David Veilleux est le dernier Québécois à avoir pris part au Tour et le seul à l’avoir terminé. En 2013, dans la même équipe que Duchesne, mais avec un commanditaire différent (Europcar), il a fini 123 après les 21 étapes, annonçant sa retraite un mois et demi plus tard. En 1937, Pierre Gachon, un Montréalais natif de Paris, est devenu le premier Nord-Américain à prendre le départ de la Grande Boucle ; il a abandonné au cours de la première étape.
À 24 ans, Duchesne sera la seule recrue et l’unique non-Français de Direct Énergie parmi un effectif de neuf coureurs. La formation pro continentale (deuxième division) compte sur des vétérans aguerris comme Thomas Voeckler (14 participation) et Sylvain Chavanel (16), qui ont déjà porté le maillot jaune.

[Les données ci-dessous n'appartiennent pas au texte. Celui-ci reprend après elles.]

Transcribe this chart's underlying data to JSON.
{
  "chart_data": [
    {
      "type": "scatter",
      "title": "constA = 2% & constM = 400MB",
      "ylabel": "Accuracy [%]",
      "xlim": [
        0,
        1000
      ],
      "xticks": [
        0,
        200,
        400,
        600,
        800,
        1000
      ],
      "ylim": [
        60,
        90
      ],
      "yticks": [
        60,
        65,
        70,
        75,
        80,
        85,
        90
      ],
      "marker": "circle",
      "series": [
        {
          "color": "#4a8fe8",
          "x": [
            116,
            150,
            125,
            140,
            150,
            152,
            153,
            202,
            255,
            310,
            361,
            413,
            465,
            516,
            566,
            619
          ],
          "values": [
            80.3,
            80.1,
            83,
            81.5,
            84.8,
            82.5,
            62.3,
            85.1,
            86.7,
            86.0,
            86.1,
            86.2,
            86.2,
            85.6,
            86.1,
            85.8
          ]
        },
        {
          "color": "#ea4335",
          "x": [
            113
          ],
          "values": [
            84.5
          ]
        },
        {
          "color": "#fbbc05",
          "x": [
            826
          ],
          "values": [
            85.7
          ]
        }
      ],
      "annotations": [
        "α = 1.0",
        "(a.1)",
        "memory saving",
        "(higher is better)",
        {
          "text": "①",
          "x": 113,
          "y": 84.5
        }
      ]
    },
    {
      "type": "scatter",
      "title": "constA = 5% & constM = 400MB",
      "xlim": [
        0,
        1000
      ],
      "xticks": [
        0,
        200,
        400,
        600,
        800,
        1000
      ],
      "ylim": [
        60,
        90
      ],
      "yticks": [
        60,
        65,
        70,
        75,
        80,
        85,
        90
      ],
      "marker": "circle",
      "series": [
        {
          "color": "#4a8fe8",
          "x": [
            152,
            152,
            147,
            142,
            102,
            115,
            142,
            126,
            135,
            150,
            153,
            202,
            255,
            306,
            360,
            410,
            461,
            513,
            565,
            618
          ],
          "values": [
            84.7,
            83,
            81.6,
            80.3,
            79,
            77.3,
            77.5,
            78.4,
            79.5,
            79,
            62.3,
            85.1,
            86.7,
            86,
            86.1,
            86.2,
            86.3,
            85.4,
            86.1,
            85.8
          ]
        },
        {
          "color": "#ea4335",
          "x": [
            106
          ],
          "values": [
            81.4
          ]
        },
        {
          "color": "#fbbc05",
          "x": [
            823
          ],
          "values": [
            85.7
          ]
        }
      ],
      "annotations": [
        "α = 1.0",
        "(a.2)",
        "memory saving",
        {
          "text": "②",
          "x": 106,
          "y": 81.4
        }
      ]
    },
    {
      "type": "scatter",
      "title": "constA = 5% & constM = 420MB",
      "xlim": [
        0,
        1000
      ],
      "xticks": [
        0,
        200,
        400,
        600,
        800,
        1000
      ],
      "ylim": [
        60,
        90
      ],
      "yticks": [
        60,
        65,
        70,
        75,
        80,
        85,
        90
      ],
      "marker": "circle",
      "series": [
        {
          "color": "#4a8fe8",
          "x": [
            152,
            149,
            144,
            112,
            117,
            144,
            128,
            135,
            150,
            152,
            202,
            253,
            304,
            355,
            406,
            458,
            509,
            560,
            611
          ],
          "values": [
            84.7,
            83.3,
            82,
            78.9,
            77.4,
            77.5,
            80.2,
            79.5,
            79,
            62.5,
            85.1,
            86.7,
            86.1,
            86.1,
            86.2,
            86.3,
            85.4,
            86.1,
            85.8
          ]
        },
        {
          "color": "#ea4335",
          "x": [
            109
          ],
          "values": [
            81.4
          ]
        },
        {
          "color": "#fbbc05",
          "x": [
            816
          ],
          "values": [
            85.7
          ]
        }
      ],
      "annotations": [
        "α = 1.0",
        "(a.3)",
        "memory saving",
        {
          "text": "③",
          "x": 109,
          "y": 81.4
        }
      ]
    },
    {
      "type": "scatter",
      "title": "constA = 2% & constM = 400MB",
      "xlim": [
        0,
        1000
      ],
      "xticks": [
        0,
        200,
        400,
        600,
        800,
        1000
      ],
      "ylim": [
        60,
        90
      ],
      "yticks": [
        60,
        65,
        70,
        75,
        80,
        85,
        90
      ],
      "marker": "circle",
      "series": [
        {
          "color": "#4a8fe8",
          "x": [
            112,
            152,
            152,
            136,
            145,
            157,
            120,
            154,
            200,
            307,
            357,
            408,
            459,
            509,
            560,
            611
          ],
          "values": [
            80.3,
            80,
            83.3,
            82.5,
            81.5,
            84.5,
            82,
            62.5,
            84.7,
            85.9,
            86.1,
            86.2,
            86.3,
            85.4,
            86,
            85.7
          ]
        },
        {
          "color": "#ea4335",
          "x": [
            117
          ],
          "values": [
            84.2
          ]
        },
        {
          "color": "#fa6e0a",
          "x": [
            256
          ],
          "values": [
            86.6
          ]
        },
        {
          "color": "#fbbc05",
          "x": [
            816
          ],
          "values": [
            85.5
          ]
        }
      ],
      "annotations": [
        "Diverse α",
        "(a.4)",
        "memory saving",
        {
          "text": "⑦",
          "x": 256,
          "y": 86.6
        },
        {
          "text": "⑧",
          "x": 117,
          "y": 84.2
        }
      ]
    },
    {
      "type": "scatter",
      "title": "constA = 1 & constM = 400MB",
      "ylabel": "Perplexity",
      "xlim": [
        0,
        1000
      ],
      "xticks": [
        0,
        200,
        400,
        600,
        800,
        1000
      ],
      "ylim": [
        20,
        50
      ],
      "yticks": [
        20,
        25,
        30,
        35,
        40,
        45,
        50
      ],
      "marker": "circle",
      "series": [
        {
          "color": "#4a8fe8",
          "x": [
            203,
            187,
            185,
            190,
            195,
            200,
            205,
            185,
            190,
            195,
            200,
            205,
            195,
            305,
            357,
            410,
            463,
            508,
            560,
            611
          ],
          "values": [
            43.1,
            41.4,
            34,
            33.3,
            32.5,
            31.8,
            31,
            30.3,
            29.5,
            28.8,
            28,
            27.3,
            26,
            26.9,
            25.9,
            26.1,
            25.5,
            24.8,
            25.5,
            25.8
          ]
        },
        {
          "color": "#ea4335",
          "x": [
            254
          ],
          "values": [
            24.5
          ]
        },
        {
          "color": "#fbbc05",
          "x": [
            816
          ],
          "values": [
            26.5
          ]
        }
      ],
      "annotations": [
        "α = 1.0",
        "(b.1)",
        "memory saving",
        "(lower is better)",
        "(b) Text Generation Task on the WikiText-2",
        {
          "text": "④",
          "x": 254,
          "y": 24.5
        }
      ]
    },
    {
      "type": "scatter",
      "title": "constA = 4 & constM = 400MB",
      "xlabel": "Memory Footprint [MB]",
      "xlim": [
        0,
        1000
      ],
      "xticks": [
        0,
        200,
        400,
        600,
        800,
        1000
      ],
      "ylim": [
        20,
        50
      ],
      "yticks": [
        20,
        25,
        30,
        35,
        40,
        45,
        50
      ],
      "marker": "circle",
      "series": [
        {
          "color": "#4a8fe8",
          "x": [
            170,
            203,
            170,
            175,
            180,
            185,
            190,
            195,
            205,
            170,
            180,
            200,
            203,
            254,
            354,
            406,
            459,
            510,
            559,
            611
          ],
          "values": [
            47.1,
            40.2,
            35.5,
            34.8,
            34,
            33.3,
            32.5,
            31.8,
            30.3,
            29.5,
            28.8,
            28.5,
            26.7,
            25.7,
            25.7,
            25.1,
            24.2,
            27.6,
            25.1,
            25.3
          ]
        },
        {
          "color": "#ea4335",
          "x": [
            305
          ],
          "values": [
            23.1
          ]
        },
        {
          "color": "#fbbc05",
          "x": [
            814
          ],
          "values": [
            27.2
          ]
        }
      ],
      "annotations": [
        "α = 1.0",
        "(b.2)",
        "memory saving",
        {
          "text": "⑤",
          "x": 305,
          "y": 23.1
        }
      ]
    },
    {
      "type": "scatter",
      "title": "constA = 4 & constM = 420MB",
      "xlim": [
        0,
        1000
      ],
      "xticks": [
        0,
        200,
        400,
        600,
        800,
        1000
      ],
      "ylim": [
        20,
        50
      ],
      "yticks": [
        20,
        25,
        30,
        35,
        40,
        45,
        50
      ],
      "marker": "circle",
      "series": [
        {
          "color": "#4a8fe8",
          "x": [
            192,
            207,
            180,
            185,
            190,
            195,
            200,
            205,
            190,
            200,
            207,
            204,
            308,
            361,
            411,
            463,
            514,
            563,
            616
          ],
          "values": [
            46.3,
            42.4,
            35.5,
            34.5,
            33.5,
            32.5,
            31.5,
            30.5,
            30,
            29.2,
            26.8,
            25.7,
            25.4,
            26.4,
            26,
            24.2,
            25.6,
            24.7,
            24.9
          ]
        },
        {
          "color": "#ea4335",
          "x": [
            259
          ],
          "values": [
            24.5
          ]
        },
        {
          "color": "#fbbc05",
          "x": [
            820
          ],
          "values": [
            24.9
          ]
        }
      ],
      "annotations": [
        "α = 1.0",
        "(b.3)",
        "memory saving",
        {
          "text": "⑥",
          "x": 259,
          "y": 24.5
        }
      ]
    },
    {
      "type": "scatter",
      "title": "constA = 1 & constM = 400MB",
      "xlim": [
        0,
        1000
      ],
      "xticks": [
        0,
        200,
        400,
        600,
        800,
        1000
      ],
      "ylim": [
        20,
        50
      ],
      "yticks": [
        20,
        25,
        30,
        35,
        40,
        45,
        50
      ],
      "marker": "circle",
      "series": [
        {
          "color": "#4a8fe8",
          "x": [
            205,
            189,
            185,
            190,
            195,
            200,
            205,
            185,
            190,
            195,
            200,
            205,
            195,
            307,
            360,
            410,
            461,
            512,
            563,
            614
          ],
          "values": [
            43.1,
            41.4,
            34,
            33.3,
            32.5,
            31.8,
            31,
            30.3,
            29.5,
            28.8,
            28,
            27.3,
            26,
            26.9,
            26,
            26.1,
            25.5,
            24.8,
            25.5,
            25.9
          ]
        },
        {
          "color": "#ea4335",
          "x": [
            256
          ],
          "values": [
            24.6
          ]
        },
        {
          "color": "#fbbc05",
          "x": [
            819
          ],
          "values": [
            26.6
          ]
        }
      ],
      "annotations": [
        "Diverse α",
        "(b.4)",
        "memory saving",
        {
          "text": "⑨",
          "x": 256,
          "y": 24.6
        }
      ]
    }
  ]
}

Mais sur ce Tour, les ambitions s’articulent autour de Bryan Coquard, le sprinter vedette qui a signé 13 victoires depuis le début de l’année. « Bryan est dans une forme extraordinaire, l’objectif est d’aller gagner des étapes », a affirmé Duchesne, qui aura un rôle-clé dans le train appelé à le lancer.

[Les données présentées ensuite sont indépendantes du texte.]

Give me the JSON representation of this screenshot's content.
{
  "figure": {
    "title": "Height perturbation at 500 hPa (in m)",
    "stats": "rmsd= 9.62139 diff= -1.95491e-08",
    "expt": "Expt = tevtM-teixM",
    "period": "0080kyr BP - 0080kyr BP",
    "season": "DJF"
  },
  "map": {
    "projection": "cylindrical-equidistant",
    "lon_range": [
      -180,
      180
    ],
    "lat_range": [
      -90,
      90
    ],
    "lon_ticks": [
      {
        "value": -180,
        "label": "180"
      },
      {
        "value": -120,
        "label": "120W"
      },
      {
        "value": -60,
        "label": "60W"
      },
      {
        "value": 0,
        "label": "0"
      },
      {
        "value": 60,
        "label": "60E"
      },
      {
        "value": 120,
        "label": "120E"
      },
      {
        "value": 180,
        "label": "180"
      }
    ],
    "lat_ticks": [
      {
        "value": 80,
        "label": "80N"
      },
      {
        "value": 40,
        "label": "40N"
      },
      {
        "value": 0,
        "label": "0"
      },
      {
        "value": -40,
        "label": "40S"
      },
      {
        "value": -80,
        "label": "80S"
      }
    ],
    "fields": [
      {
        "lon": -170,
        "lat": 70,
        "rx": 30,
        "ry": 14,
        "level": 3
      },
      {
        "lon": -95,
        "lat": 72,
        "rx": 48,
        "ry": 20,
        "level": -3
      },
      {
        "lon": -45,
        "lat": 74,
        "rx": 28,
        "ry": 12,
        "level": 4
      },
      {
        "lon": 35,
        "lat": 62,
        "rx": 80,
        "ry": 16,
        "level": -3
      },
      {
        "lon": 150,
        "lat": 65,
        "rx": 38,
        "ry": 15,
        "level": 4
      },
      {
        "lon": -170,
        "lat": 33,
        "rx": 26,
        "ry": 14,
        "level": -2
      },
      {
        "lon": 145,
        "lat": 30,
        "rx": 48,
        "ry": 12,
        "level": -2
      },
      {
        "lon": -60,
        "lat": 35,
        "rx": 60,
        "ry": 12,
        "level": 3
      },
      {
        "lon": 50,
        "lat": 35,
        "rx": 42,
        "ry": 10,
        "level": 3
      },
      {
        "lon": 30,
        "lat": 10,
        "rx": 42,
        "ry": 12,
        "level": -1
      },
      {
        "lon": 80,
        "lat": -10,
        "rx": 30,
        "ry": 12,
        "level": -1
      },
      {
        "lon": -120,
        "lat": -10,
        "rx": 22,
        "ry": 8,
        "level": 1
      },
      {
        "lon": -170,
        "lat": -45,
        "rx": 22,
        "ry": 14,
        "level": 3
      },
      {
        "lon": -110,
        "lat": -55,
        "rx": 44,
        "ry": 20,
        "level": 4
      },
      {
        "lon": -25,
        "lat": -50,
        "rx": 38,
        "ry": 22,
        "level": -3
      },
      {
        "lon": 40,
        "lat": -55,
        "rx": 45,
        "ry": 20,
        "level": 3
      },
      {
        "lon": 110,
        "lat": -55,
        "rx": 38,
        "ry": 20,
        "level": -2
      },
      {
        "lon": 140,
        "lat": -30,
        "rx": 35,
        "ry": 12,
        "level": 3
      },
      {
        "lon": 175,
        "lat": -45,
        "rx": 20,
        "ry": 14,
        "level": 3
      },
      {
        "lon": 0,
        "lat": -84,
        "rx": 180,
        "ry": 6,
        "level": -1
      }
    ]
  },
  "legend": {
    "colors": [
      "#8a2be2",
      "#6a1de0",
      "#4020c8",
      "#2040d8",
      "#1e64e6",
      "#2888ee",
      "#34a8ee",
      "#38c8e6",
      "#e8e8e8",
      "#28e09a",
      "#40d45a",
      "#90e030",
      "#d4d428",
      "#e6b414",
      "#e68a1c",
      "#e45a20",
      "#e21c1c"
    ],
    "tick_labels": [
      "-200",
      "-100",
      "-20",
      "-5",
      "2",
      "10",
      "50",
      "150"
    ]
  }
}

La première étape de samedi s’annonce particulièrement fébrile, avec le maillot jaune à la clé pour le gagnant. Les trois étapes suivantes semblent aussi destinées à un sprinter. « Les enjeux seront énormes dès le départ », ajoute le seul partant canadien cette année.
« Déjà, pour n’importe quel sprint, c’est très stressant. Ça frotte, ça gueule, ça chute. Avec le maillot jaune au bout, ce sera pire. »
— Antoine Duchesne, à propos de l’enjeu à l’arrivée de la première étape du Tour samedi
Les objectifs collectifs occupent donc toute l’attention de Duchesne, qui a terminé le Tour d’Espagne l’an dernier. Coureur « très offensif », comme l’a souligné Coquard, l’ancien champion canadien U23 espère profiter de quelques ouvertures dans les deux semaines suivantes lorsque le profil du terrain le permettra.
À moins de se « briser un os », Duchesne, allergique aux abandons, ne voit pas comment il ne rallierait pas Paris le 24 juillet. Deux semaines plus tard, si tout se passe bien, il s’élancera à l’épreuve sur route des JO de Rio avec son ami Hugo Houle et Michael Woods. La petite affiche prendra alors tout son sens.